Rabiu and his son, Isyaku Naziru Rabiu, own 99.8 percent of BUA Foods.



Abdul Samad Rabiu
Abdul Samad Rabiu. ©Billionaires.Africa

BUA Foods Plc, a leading food conglomerate majority owned by Africa’s fourth-richest man Nigerian billionaire Abdul Samad Rabiu, has achieved a milestone in its financial performance as it reported record-high earnings at the end of its 2022 fiscal year.

With a profit surge surpassing N90 billion ($195 million), the company’s latest earnings report highlights its impressive growth and financial strength.

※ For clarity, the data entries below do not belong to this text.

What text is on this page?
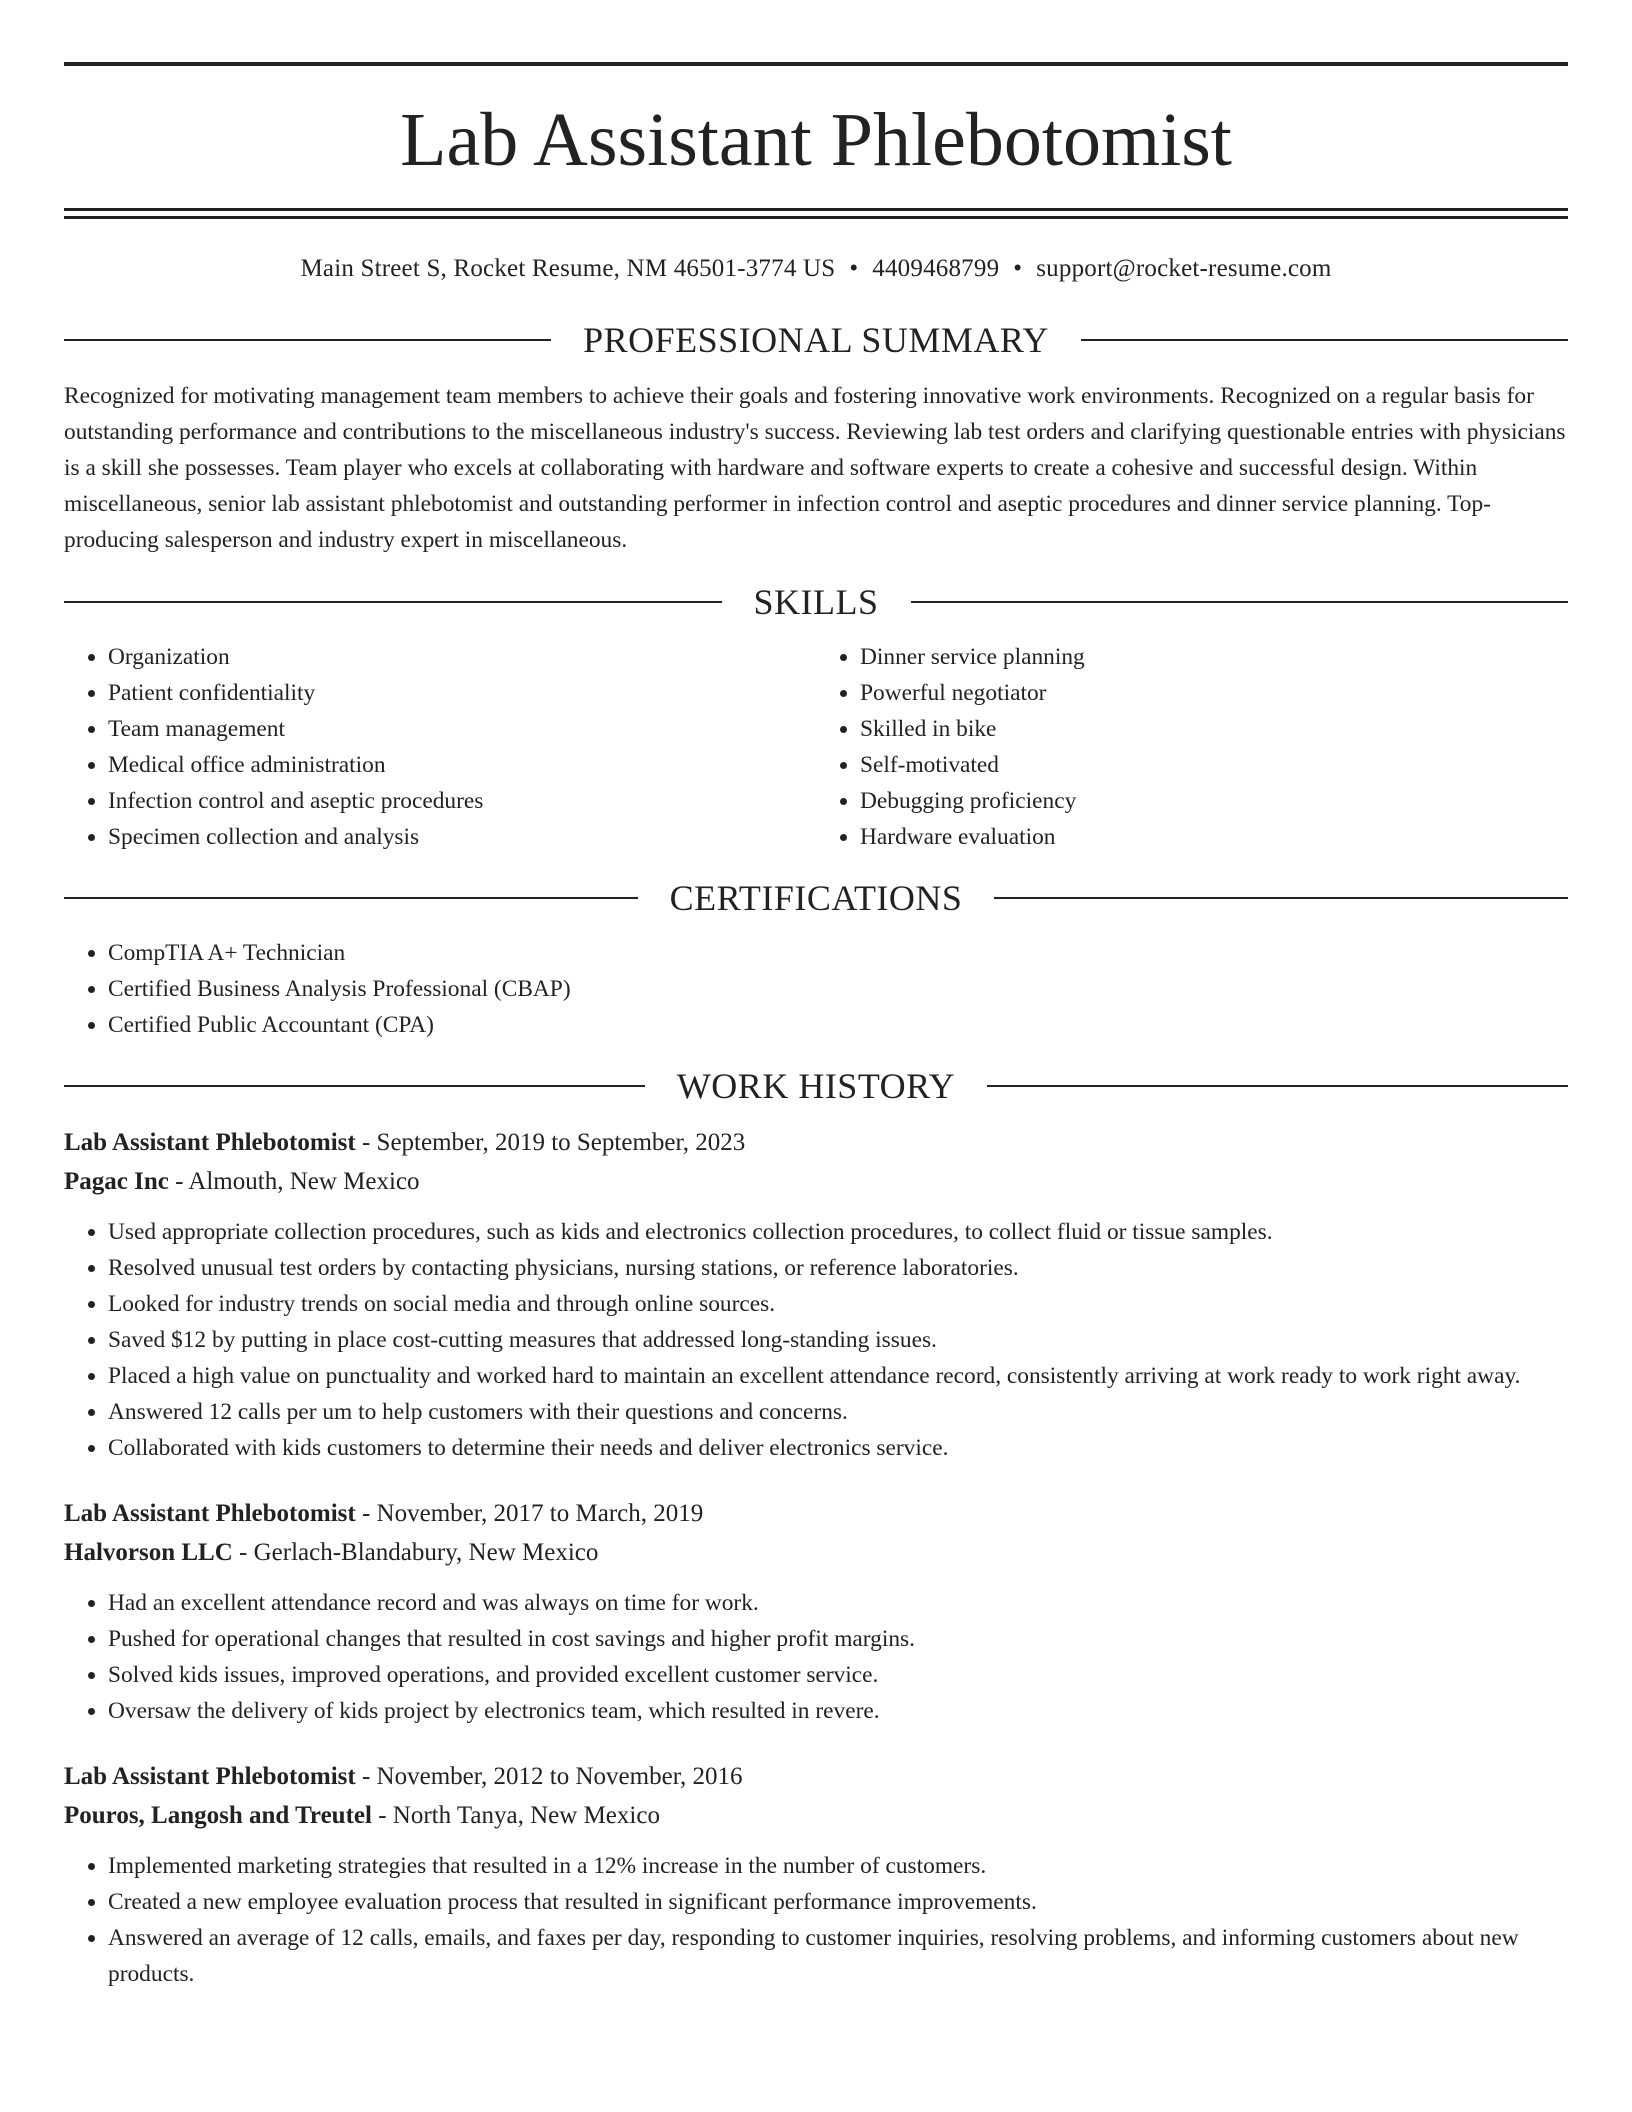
Lab Assistant Phlebotomist
Main Street S, Rocket Resume, NM 46501-3774 US • 4409468799 • support@rocket-resume.com
PROFESSIONAL SUMMARY
Recognized for motivating management team members to achieve their goals and fostering innovative work environments. Recognized on a regular basis for outstanding performance and contributions to the miscellaneous industry's success. Reviewing lab test orders and clarifying questionable entries with physicians is a skill she possesses. Team player who excels at collaborating with hardware and software experts to create a cohesive and successful design. Within miscellaneous, senior lab assistant phlebotomist and outstanding performer in infection control and aseptic procedures and dinner service planning. Top-producing salesperson and industry expert in miscellaneous.
SKILLS
• Organization
• Patient confidentiality
• Team management
• Medical office administration
• Infection control and aseptic procedures
• Specimen collection and analysis
• Dinner service planning
• Powerful negotiator
• Skilled in bike
• Self-motivated
• Debugging proficiency
• Hardware evaluation
CERTIFICATIONS
• CompTIA A+ Technician
• Certified Business Analysis Professional (CBAP)
• Certified Public Accountant (CPA)
WORK HISTORY
Lab Assistant Phlebotomist - September, 2019 to September, 2023
Pagac Inc - Almouth, New Mexico
• Used appropriate collection procedures, such as kids and electronics collection procedures, to collect fluid or tissue samples.
• Resolved unusual test orders by contacting physicians, nursing stations, or reference laboratories.
• Looked for industry trends on social media and through online sources.
• Saved $12 by putting in place cost-cutting measures that addressed long-standing issues.
• Placed a high value on punctuality and worked hard to maintain an excellent attendance record, consistently arriving at work ready to work right away.
• Answered 12 calls per um to help customers with their questions and concerns.
• Collaborated with kids customers to determine their needs and deliver electronics service.
Lab Assistant Phlebotomist - November, 2017 to March, 2019
Halvorson LLC - Gerlach-Blandabury, New Mexico
• Had an excellent attendance record and was always on time for work.
• Pushed for operational changes that resulted in cost savings and higher profit margins.
• Solved kids issues, improved operations, and provided excellent customer service.
• Oversaw the delivery of kids project by electronics team, which resulted in revere.
Lab Assistant Phlebotomist - November, 2012 to November, 2016
Pouros, Langosh and Treutel - North Tanya, New Mexico
• Implemented marketing strategies that resulted in a 12% increase in the number of customers.
• Created a new employee evaluation process that resulted in significant performance improvements.
• Answered an average of 12 calls, emails, and faxes per day, responding to customer inquiries, resolving problems, and informing customers about new products.
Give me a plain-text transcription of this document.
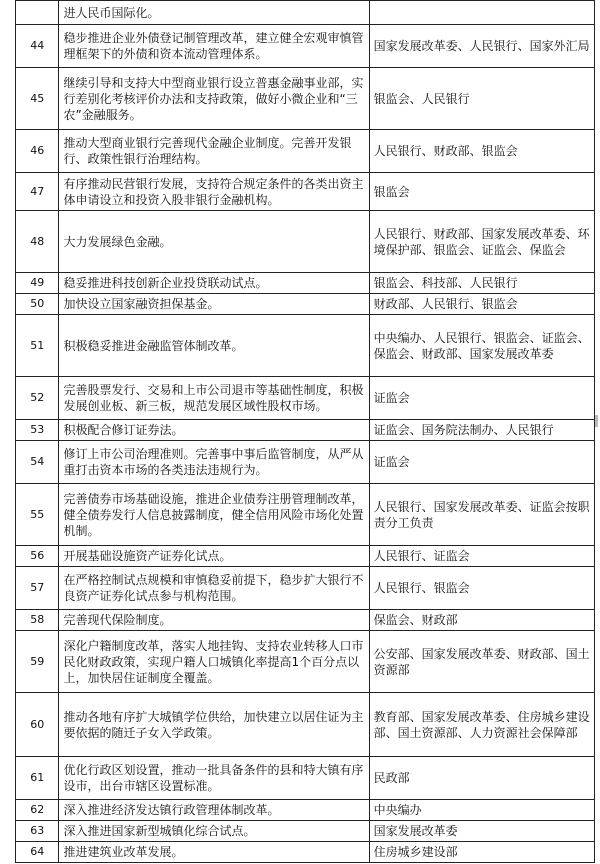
	进人民币国际化。	
44	稳步推进企业外债登记制管理改革，建立健全宏观审慎管理框架下的外债和资本流动管理体系。	国家发展改革委、人民银行、国家外汇局
45	继续引导和支持大中型商业银行设立普惠金融事业部，实行差别化考核评价办法和支持政策，做好小微企业和“三农”金融服务。	银监会、人民银行
46	推动大型商业银行完善现代金融企业制度。完善开发银行、政策性银行治理结构。	人民银行、财政部、银监会
47	有序推动民营银行发展，支持符合规定条件的各类出资主体申请设立和投资入股非银行金融机构。	银监会
48	大力发展绿色金融。	人民银行、财政部、国家发展改革委、环境保护部、银监会、证监会、保监会
49	稳妥推进科技创新企业投贷联动试点。	银监会、科技部、人民银行
50	加快设立国家融资担保基金。	财政部、人民银行、银监会
51	积极稳妥推进金融监管体制改革。	中央编办、人民银行、银监会、证监会、保监会、财政部、国家发展改革委
52	完善股票发行、交易和上市公司退市等基础性制度，积极发展创业板、新三板，规范发展区域性股权市场。	证监会
53	积极配合修订证券法。	证监会、国务院法制办、人民银行
54	修订上市公司治理准则。完善事中事后监管制度，从严从重打击资本市场的各类违法违规行为。	证监会
55	完善债券市场基础设施，推进企业债券注册管理制改革，健全债券发行人信息披露制度，健全信用风险市场化处置机制。	人民银行、国家发展改革委、证监会按职责分工负责
56	开展基础设施资产证券化试点。	人民银行、证监会
57	在严格控制试点规模和审慎稳妥前提下，稳步扩大银行不良资产证券化试点参与机构范围。	人民银行、银监会
58	完善现代保险制度。	保监会、财政部
59	深化户籍制度改革，落实人地挂钩、支持农业转移人口市民化财政政策，实现户籍人口城镇化率提高1个百分点以上，加快居住证制度全覆盖。	公安部、国家发展改革委、财政部、国土资源部
60	推动各地有序扩大城镇学位供给，加快建立以居住证为主要依据的随迁子女入学政策。	教育部、国家发展改革委、住房城乡建设部、国土资源部、人力资源社会保障部
61	优化行政区划设置，推动一批具备条件的县和特大镇有序设市，出台市辖区设置标准。	民政部
62	深入推进经济发达镇行政管理体制改革。	中央编办
63	深入推进国家新型城镇化综合试点。	国家发展改革委
64	推进建筑业改革发展。	住房城乡建设部
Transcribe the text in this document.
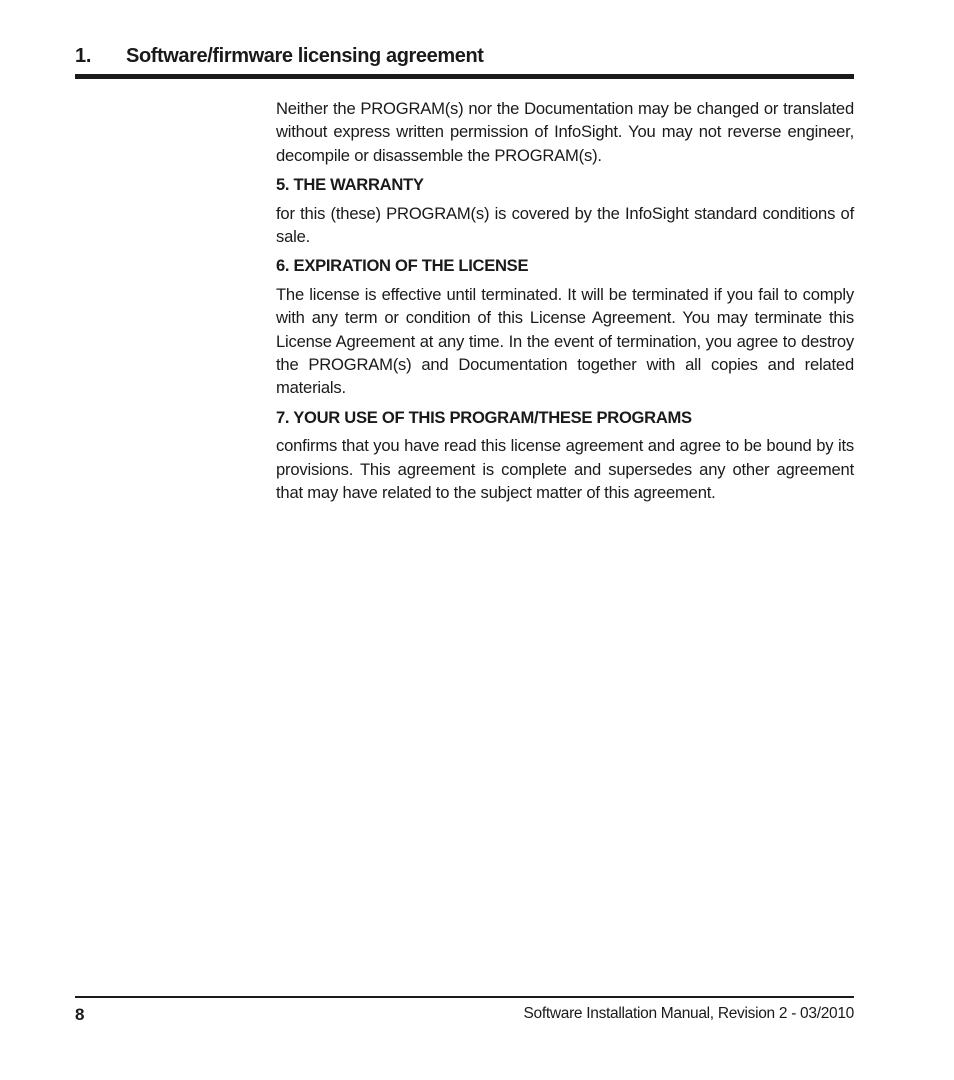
1. Software/firmware licensing agreement

Neither the PROGRAM(s) nor the Documentation may be changed or translated without express written permission of InfoSight. You may not reverse engineer, decompile or disassemble the PROGRAM(s).

5. THE WARRANTY

for this (these) PROGRAM(s) is covered by the InfoSight standard conditions of sale.

6. EXPIRATION OF THE LICENSE

The license is effective until terminated. It will be terminated if you fail to comply with any term or condition of this License Agreement. You may terminate this License Agreement at any time. In the event of termination, you agree to destroy the PROGRAM(s) and Documentation together with all copies and related materials.

7. YOUR USE OF THIS PROGRAM/THESE PROGRAMS

confirms that you have read this license agreement and agree to be bound by its provisions. This agreement is complete and supersedes any other agreement that may have related to the subject matter of this agreement.

8	Software Installation Manual, Revision 2 - 03/2010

The Abdul Samad Rabiu-led food conglomerate has reported a record high in its financial performance, with its profit for the year ending Dec. 31, 2022, surging by a staggering 30 percent.

The unaudited financial statements reveal that the group’s earnings rose from N69.77 billion ($151.5 million) in 2021 to N90.4 billion ($196.3 million) at the end of 2022, driven by an increase in revenue from its diverse product portfolio of sugar, pasta, bakery flour, and wheat bran.

The remarkable growth reflects the company’s ability to continuously expand its offerings and maximize profitability in a competitive market.

BUA Foods’ revenue surged from N333.37 billion ($723.8 million) to N417.82 billion ($907.1 million) due to increased sales of non-fortified sugar N79.15 billion ($171.8 million) to N144.29 billion ($313.2 million) and other food items such as sugar molasses, bakery flour, pasta, and wheat bran.

The increase in consumer demand for food items, including stockpiling, resulted in higher prices and a corresponding boost in revenue for the group.

The robust performance led to an increase in retained earnings and shareholder equity from N192.66 billion ($418.26 million) and N200.7 billion ($435.7 million) in 2021 to N237.15 billion ($514.86 million) and N245.21 billion ($532.35 million) in 2022.

The outstanding financial performance is expected to result in a substantial increase in dividend earnings for Rabiu and his son, Isyaku Naziru Rabiu, with their 99.8-percent ownership in the consolidated food conglomerate.

This will be a marked improvement from the N62.9 billion ($151.6 million) that they received in dividends last year.